1/16/11

Estropeado Español

Rarely do letters of recommendation carry the purpose of destiny that the two held by the young private did on September 26, 1575. Folded neatly into fours and bound with a thin silk strand, he kept them tucked into his doublet covering the two thimble-sized pink scars on his breast. His left hand, irreparably maimed, reached up and patted them reflexively every few minutes to make sure that they were still there. The few paragraphs of flourished script marked upon those papers, he knew, would determine the course of the rest of his life.

One was signed by Gonzalo Fernández de Córdoba, the Duque de Sessa, and the second by none other than the hero of Lepanto, Don Juan de Austria. With them, King Philip of Spain would grant him the merced so necessary for his promotion to a Captaincy in the Spanish army. An illustrious past behind him, a long and likely distinguished career now lay before.

The letters were never to reach their destination. This fact however did not hinder their purpose; they were still indeed to alter the life of the holder, just not in the way that he had expected.

Only a few miles from the Spanish coast, the ship carrying the letter-bearer was surprised by a small fleet of Turks. Those few Christian soldiers who survived the short battle were bound to be galley-slaves for the remainder of their short tortured lives, lost to the memory of Europe forever. But when the royal letters of recommendation were found on one prisoner, the pirates knew they had a special prize worthy of a hefty ransom.

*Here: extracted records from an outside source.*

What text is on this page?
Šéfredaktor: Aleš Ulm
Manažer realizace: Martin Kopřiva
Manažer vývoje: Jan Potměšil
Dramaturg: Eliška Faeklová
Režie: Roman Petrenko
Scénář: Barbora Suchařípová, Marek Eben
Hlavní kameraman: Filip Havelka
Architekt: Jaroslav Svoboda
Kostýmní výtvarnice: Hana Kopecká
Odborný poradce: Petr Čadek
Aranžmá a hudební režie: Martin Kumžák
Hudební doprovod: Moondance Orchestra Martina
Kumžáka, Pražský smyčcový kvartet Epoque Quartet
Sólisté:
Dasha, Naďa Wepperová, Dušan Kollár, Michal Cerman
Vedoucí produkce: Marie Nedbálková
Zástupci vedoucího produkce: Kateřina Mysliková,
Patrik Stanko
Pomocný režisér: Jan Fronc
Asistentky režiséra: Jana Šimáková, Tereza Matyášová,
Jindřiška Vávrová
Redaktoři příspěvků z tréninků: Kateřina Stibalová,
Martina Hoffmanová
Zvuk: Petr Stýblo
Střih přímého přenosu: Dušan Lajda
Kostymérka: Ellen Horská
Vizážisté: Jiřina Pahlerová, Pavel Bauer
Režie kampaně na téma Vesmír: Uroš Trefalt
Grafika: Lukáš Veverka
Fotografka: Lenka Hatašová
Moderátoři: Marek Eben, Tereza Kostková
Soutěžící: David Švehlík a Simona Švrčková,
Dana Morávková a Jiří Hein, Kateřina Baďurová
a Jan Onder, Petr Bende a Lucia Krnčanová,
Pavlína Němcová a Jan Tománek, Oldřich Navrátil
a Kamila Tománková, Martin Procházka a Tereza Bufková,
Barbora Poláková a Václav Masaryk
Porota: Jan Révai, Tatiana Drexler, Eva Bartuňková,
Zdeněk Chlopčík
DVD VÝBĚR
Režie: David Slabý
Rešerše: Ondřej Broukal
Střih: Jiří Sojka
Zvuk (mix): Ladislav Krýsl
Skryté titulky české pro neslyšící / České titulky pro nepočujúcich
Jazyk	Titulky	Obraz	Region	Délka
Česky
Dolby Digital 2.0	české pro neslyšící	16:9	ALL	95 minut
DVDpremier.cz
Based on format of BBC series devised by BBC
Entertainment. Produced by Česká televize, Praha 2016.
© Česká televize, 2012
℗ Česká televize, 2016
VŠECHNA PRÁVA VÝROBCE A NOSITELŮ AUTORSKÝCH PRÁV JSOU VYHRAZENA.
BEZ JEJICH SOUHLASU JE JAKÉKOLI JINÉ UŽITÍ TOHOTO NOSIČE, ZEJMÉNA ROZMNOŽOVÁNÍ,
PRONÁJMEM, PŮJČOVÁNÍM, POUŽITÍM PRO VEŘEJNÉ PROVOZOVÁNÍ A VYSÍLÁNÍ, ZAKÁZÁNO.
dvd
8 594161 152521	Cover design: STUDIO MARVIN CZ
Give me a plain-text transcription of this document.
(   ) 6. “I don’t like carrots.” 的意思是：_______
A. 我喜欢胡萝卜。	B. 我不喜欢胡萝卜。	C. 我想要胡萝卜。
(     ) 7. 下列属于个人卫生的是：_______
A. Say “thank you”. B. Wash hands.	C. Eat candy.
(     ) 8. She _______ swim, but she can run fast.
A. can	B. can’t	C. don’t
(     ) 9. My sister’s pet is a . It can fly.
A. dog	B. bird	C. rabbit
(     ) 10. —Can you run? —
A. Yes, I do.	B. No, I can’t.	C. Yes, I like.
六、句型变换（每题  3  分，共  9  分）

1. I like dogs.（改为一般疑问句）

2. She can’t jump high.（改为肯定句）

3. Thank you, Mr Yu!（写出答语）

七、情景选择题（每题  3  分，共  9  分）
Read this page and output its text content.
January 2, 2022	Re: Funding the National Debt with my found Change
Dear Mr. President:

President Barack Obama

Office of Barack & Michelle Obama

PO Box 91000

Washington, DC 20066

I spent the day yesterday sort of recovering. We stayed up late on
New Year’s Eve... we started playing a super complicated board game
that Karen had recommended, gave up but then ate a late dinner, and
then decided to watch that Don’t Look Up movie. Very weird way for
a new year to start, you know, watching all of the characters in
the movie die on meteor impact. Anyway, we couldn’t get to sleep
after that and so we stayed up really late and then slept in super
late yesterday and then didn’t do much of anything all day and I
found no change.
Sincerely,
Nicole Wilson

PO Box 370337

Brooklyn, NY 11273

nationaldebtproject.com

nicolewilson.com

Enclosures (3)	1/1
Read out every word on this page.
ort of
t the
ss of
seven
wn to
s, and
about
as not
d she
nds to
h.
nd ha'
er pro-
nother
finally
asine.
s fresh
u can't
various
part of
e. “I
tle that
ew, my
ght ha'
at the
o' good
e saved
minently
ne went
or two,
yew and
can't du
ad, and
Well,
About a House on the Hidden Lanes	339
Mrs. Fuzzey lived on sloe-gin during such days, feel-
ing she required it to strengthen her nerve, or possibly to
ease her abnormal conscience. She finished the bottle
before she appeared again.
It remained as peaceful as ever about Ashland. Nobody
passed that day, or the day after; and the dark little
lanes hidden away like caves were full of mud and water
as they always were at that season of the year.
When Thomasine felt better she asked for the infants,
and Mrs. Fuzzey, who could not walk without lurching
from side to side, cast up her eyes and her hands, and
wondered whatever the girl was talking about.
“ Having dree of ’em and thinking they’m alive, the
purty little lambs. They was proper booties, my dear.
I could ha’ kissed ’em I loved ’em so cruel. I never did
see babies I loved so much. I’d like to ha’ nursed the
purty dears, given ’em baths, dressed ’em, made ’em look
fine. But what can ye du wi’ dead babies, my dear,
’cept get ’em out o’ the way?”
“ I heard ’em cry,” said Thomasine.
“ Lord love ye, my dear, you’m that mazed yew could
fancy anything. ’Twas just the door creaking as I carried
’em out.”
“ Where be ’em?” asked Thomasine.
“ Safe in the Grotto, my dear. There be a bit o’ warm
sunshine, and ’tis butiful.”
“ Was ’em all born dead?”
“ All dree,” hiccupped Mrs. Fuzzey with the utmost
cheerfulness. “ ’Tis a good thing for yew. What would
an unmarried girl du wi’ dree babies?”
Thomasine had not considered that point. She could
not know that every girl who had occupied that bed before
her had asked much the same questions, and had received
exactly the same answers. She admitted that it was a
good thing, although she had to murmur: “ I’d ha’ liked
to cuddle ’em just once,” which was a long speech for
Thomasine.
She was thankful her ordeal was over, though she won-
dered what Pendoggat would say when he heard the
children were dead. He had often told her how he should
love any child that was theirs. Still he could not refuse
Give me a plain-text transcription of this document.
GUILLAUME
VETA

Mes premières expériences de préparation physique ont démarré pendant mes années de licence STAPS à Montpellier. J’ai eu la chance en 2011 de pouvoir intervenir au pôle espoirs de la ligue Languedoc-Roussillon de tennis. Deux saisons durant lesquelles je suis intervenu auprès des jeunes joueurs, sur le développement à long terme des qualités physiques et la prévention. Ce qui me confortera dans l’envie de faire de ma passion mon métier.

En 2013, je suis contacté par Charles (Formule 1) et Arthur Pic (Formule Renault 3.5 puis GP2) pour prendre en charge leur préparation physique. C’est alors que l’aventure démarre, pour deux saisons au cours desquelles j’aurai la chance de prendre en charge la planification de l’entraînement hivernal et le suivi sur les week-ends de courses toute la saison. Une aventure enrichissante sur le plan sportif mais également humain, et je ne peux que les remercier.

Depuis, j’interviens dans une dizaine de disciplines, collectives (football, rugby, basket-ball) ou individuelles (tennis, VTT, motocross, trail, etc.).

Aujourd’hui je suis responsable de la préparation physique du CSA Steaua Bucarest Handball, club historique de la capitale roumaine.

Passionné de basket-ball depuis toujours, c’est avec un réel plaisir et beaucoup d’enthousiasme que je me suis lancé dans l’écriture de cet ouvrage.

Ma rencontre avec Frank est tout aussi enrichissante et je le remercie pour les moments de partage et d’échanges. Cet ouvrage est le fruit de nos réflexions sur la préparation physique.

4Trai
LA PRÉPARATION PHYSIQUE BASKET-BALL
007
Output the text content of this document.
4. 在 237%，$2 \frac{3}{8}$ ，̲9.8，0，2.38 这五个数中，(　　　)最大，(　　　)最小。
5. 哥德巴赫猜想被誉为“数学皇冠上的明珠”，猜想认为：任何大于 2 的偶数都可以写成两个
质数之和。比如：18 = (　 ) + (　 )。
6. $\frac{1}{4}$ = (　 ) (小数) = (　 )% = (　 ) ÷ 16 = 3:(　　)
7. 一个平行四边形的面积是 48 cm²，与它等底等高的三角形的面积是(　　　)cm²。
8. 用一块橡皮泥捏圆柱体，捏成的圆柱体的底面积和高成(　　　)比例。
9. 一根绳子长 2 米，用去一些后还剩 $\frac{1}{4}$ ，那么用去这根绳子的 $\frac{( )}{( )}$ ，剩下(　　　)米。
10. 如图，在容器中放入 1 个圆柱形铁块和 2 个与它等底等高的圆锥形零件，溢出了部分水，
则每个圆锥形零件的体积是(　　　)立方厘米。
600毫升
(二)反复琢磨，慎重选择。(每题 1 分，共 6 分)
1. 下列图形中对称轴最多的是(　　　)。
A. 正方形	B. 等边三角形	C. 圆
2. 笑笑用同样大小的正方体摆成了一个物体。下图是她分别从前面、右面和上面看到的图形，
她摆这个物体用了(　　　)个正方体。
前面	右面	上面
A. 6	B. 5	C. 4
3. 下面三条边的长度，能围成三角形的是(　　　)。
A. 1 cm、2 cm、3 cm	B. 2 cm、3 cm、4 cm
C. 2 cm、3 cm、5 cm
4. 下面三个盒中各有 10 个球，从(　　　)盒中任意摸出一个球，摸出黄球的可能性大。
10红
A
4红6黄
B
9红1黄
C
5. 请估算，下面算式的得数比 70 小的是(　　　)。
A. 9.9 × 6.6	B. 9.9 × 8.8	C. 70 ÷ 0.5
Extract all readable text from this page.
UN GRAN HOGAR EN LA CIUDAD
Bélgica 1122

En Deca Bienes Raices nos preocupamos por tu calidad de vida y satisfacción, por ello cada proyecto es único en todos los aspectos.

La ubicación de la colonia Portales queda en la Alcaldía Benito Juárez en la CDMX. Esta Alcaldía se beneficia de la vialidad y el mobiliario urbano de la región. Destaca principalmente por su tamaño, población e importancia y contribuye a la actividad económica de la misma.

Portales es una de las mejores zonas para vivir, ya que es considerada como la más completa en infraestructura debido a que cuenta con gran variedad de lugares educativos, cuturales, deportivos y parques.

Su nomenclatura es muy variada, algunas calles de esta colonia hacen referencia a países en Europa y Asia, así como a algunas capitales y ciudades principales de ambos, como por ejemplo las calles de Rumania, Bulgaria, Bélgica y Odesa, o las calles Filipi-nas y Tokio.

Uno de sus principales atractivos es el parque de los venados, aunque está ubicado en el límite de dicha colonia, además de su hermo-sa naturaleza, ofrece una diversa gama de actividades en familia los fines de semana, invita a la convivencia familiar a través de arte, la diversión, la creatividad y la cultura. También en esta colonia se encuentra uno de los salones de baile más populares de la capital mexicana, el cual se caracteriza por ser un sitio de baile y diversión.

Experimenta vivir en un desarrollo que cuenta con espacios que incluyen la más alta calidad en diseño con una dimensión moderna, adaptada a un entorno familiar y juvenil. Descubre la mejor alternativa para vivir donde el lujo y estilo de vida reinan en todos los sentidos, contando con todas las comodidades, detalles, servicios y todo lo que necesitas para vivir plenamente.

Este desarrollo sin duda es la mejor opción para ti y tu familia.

The letters not only spared his life, they set him on a new path. In the five years that Miguel de Cervantes spent as prisoner awaiting ransom, he began to write.

5 comments:

Enbrethiliel said...

+JMJ+

There's something heartbreaking about Christian soldiers falling into the hands of Turk slavers so soon after Lepanto--not in the big political sense, but in the sense of evil always coming back to take out its spite on the little people.

(Captcha is "lepart" . . . which looks a little like "lepant" if you cross your eyes!)

cyurkanin said...

I think so too, and also that all the gains that were made at that battle in defense of the West were all but nearly wiped back away within a few years due to the renewal of all the political infighting.

cyurkanin said...

You and your constant "captcha" watching! lol

Enbrethiliel said...

+JMJ+

One of those "swept back, having accomplished nothing but an epic" things that Hillaire Belloc wrote of, I guess.

Wonderfully heroic stuff to read about . . . but I've started to wonder about these ineffectual "epics" that Belloc and G.K. Chesterton have taught more recent generations--the generations which them out of the charming Englishy obscurity which became them far more than their new sacred cow status--to revere as the most glorious moments in Church history. I suppose all Catholics need a triumphalist fix now and then, but that alone makes for a very narrow and very naive view.

PS--I just came across a blogger who said that captchas are her biggest pet peeve. When she sees them, she doesn't bother to leave a comment: they disgust her so. I couldn't believe it! Captchas are like the fortune cookies you get for free in a restaurant--or (so I've heard) like the grits you get for free in a Southern restaurant--and like, you know, grace (like Igor)! Let Forrest Gump have his boxes of chocolates: I say that life is like a list of captchas!

PPS--So . . . does "smsigler" mean anything to you?

cyurkanin said...

Smsigler? ... someone said that to me once... once... lol!

I think Belloc and Chesterton serve their purpose but I've never held them up as the sacred cows that they are now. Especially now as never before. I think you're right about their epic views but I nevertheless do love Chesterton's poem.